Cuando las empresas nos trataban de usted
Los franceses llegaron a comerse el bacon crudo, pero el Marks and Spencer de París fue el comercio más rico de Francia.
Los franceses llegaron a comerse el bacon crudo, pero el Marks and Spencer de París fue el comercio más rico de Francia.
La sede de Marks and Spencer en el bulevar Haussmann se convirtió en el comercio más rentable de Francia, a despecho de unos parisinos que –al principio- llegaron a comerse el bacon crudo. Valga como decir que los grandes almacenes han sido causa de grandes pasiones, ya desde los tiempos del Segundo Imperio y las novelas de un Zola que –ajeno a sexismos- los elevó a “paraíso de las damas”. De aquellas “catedrales del comercio moderno”, el novelista las veía marcharse “con la misma voluptuosidad satisfecha y la misma vergüenza sorda que proporciona la consumación de un deseo en lo más recóndito de un hotel de mala fama”.
Moralistas y árbitros de la moda, en efecto, siempre iban a mostrar su encono contra el comercio, en todo lo que va de las cejas incrédulas que se alzaron cuando Harrod’s pasó a manos de un árabe al desdén de quien se refiere a El Corte Inglés como si estuviera perdonando la vida a alguien. Por supuesto, hay una ironía en que el supermercado más caro de París se llame “El barato” sin censura de la corporación municipal. Sin embargo, ha habido también una lírica del comercio, no difícil de rastrear entre las pesadas caobas de Bergdorf Goodman, la cúpula de las galerías Lafayette o las sesenta latas de codorniz rellena de foie y las cuatro cajas de champán que encargó Mallory en Fortnum’s para subir con garbo el Everest. Galerías, pasajes comerciales y grandes almacenes fueron un momento de Europa, como El Corte Inglés iba a ser una página en la historia sentimental de la mesocracia española.

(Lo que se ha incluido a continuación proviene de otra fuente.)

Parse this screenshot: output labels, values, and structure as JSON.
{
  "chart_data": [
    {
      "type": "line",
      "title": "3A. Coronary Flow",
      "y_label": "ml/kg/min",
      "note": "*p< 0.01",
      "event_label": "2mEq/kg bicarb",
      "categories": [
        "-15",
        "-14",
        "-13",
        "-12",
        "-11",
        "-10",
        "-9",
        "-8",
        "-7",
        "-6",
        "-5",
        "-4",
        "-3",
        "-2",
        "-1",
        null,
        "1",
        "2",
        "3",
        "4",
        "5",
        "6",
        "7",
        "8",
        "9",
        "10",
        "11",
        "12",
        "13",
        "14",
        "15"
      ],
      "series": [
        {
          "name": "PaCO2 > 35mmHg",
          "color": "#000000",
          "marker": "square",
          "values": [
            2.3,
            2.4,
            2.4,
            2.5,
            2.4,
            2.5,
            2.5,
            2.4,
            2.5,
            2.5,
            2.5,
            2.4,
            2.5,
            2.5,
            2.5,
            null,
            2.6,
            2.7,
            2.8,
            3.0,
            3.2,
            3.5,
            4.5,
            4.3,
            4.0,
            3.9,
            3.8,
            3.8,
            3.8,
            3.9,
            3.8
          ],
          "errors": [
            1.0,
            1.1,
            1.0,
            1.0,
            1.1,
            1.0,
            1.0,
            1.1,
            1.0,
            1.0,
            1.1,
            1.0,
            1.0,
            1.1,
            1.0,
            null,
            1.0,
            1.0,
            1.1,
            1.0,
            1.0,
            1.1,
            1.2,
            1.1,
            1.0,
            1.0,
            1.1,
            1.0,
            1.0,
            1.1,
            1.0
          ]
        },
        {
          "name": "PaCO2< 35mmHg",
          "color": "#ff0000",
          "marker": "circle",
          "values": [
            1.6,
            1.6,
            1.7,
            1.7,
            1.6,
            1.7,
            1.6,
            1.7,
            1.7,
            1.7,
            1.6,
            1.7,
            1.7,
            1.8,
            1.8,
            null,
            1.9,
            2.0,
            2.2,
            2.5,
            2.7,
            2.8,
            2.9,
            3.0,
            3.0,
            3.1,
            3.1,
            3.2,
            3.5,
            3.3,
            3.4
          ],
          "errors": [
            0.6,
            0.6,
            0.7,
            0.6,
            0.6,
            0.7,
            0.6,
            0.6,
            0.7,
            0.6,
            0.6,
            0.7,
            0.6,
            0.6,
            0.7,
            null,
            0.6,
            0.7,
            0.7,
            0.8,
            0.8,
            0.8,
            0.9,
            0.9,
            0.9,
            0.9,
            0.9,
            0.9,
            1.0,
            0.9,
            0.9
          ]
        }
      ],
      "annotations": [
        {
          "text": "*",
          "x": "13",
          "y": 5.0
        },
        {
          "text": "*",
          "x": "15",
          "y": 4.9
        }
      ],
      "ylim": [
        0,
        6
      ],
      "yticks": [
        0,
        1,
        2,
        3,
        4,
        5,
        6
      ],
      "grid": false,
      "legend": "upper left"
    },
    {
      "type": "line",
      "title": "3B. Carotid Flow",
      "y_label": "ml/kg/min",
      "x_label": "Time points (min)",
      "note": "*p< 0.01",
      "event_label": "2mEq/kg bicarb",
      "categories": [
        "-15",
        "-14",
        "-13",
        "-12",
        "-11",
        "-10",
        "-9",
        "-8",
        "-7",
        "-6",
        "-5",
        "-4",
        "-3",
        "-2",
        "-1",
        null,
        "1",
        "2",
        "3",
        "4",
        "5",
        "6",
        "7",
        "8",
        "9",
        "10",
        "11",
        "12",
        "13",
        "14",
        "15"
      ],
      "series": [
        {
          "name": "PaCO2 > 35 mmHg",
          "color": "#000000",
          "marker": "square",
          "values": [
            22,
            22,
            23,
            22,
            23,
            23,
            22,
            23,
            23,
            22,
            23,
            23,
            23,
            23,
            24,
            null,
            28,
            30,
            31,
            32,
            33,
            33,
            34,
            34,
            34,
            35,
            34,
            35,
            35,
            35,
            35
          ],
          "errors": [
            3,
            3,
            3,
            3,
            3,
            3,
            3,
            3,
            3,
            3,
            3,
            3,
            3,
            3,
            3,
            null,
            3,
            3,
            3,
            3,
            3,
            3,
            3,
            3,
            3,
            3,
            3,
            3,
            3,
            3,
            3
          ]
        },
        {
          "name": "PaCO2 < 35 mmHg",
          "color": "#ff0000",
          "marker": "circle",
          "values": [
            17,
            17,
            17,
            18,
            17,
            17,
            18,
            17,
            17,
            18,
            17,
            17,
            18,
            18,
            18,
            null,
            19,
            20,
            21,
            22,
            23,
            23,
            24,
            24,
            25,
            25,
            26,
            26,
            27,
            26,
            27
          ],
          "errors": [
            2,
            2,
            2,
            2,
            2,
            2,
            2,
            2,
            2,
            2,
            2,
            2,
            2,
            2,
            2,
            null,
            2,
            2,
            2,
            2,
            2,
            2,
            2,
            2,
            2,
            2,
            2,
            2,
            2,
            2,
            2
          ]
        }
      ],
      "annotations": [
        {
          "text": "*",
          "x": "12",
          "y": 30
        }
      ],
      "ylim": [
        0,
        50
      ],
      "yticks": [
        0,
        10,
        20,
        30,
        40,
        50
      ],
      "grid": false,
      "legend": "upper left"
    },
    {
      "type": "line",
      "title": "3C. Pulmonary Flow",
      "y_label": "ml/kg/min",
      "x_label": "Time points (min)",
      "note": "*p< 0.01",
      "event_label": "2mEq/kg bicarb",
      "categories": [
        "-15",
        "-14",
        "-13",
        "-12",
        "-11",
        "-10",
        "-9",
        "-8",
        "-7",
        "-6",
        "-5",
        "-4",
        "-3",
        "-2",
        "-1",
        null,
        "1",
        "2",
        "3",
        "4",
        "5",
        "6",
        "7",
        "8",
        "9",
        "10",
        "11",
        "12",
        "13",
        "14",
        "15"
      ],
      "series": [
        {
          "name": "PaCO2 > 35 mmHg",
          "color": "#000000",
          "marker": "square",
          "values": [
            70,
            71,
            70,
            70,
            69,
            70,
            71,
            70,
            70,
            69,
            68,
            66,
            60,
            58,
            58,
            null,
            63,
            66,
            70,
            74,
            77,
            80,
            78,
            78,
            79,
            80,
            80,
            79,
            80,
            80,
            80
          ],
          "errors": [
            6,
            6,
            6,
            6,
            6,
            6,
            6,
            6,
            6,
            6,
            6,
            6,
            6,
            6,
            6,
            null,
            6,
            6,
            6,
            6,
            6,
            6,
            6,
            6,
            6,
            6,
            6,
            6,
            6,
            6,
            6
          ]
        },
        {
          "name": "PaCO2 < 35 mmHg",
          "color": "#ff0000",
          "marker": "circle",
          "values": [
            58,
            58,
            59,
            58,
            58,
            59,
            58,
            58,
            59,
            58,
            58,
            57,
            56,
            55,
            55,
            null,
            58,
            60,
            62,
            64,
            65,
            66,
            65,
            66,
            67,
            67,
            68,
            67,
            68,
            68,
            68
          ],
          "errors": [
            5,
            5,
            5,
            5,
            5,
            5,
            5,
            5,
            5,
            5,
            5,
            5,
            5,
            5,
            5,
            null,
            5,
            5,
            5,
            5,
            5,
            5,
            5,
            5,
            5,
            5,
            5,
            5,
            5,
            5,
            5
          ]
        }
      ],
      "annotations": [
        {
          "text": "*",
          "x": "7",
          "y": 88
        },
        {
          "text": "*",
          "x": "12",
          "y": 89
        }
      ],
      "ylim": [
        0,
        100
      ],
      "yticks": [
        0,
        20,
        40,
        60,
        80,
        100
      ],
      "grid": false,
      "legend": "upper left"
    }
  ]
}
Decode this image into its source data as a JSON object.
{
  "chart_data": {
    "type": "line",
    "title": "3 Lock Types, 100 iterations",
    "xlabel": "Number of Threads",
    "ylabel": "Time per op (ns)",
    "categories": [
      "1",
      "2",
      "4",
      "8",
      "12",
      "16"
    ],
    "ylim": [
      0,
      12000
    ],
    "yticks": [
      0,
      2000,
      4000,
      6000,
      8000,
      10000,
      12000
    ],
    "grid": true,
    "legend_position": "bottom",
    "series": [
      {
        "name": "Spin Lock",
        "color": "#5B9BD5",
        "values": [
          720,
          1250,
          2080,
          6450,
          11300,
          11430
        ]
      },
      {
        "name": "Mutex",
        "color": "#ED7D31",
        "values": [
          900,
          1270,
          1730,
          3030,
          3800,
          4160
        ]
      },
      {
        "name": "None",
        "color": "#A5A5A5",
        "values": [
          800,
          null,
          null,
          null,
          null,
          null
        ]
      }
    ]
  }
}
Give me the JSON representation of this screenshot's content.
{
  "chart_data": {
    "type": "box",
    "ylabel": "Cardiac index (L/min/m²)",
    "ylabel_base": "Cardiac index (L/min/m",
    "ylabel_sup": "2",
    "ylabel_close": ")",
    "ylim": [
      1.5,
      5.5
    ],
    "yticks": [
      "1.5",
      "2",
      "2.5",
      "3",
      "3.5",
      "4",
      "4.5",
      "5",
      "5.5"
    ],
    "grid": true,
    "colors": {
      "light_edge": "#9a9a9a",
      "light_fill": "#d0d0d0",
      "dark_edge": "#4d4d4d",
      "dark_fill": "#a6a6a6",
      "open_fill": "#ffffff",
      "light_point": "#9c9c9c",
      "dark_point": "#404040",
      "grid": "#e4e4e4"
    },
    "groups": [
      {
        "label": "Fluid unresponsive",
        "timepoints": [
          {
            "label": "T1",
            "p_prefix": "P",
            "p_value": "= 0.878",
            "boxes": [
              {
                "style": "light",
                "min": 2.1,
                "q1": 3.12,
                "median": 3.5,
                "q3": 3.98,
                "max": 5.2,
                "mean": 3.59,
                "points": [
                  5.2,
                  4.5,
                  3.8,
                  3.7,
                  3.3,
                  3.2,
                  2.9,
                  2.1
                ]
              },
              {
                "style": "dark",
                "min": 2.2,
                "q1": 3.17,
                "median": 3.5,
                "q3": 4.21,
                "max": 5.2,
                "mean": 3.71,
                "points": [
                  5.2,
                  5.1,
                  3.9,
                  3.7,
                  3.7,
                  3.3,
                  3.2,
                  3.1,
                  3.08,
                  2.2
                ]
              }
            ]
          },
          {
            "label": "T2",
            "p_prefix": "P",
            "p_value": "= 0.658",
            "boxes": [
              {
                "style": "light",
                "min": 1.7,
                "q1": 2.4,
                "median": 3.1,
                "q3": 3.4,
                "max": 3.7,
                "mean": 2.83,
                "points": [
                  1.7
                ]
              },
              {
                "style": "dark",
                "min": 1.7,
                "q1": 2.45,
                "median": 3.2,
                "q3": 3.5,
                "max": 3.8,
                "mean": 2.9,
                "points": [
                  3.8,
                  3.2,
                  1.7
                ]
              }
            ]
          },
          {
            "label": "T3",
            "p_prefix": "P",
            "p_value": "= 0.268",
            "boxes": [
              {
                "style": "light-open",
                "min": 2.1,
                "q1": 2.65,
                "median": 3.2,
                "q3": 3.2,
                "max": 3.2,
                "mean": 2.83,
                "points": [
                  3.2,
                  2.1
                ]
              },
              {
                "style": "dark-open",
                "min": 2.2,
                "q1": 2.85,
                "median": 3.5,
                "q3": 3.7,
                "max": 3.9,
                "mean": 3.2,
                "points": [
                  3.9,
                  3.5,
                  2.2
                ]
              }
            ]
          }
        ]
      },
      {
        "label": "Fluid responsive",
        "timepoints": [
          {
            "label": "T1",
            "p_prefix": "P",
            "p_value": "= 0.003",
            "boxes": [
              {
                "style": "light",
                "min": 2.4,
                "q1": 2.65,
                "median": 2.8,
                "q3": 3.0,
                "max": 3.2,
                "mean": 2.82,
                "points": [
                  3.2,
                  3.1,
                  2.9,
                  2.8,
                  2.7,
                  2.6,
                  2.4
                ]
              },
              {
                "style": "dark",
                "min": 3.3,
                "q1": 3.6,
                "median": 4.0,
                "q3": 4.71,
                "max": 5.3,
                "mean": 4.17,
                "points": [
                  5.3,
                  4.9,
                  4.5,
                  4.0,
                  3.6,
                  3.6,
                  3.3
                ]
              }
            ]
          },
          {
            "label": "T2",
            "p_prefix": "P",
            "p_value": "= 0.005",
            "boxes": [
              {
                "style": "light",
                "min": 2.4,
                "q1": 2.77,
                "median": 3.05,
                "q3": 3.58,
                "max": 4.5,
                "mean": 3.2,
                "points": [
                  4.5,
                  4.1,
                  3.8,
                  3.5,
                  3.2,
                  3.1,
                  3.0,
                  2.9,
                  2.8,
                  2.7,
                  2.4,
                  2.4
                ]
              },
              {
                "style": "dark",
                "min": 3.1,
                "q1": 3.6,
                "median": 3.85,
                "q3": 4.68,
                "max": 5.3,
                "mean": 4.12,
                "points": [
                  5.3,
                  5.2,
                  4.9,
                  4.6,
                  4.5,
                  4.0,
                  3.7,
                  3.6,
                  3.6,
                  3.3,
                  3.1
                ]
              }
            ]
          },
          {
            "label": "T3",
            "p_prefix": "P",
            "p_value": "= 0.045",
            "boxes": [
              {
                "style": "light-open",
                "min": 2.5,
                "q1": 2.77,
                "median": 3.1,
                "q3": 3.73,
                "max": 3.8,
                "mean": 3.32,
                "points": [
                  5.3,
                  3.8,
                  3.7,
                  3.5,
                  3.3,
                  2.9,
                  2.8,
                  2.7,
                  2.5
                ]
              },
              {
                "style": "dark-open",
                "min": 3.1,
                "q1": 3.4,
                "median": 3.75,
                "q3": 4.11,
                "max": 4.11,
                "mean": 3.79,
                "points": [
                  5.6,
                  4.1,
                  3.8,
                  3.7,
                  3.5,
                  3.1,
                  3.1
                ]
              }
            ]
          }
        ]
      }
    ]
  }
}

Frente al prejuicio “anti-trade”, tampoco faltó en estos establecimientos un sentido del honor. Simpson, en Piccadilly, cerró muy adecuadamente sin ver el nuevo milenio, como el final de un reinado feliz: al hacer su elogio fúnebre, no pocos recordaron que el alto tono de la casa se debía a unos dependientes extraídos de entre la oficialidad de la guerra. Ese prurito de vieja honestidad pervivió a su modo en la resonancia anglófila de El Corte Inglés, donde –frente a la dramaturgia intimidatoria que ve Mauriès en tantas tiendas de hoy- también encontrábamos a esos vendedores “de elocución desapegada, de modales discretos” y el servicio como un arte de “presentar sin insistir”. “Si no queda satisfecho, le devolvemos su dinero”: tal vez sólo les faltara fiar, pero ya no hay muchas empresas que traten de usted a sus clientes.